The fatal collision between an autonomous Volvo XC90 operated by Uber Technologies and 49-year-old Elaine Herzberg in March could have been prevented, had the vehicle’s software not dismissed what its sensors saw.
That’s what two sources briefed on the issue told The Information, but Uber isn’t divulging what led to the Tempe, Arizona collision. What it will admit to, however, is the hiring of a former National Transportation Safety Board chair to examine the safety of its self-driving vehicle program.
Uber suspended testing following the March crash. In the aftermath, a video showing the seconds leading up to the impact revealed a vehicle that didn’t react to the victim crossing its path on a darkened road. The Volvo’s headlights pick up Herzberg an instant before the collision, but it’s the forward-facing radar and 360-degree rooftop LIDAR unit that should have identified the woman as an object to be avoided.
Lidar supplier Velodyne denied any flaw in its product following the fatal crash.
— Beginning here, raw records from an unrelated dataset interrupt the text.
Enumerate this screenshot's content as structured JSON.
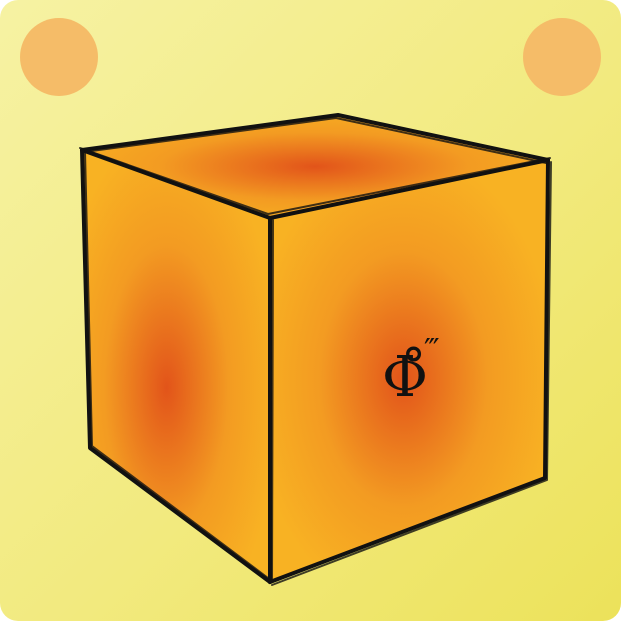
{
  "card": {
    "background_start": "#f6f2a3",
    "background_end": "#ece25a",
    "corner_dot_color": "#f5bc68"
  },
  "cube": {
    "face_color": "#f8b223",
    "face_center_color": "#e2541a",
    "edge_color": "#111111",
    "symbol": "Φ̊",
    "symbol_primes": "‴"
  }
}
Blame the software, the sources claim. Uber reportedly tuned its software to aggressively ignore what the sensors determined to be “false positives,” thus ensuring a smooth ride with fewer unnecessary course corrections or brake applications. An errant plastic shopping bag counts as a false positive. As far as the car’s software was concerned, Herzberg was just such an object, the sources stated.
Uber declined to comment on these claims. On Monday, the company announced the hiring of a safety expert to oversee its autonomous vehicle program.
“We have initiated a top-to-bottom safety review of our self-driving vehicles program, and we have brought on former NTSB Chair Christopher Hart to advise us on our overall safety culture,” Uber said. “Our review is looking at everything from the safety of our system to our training processes for vehicle operators, and we hope to have more to say soon.”
A preliminary report on the Tempe crash should emerge from the NTSB “in the coming weeks,” a spokesperson told Reuters.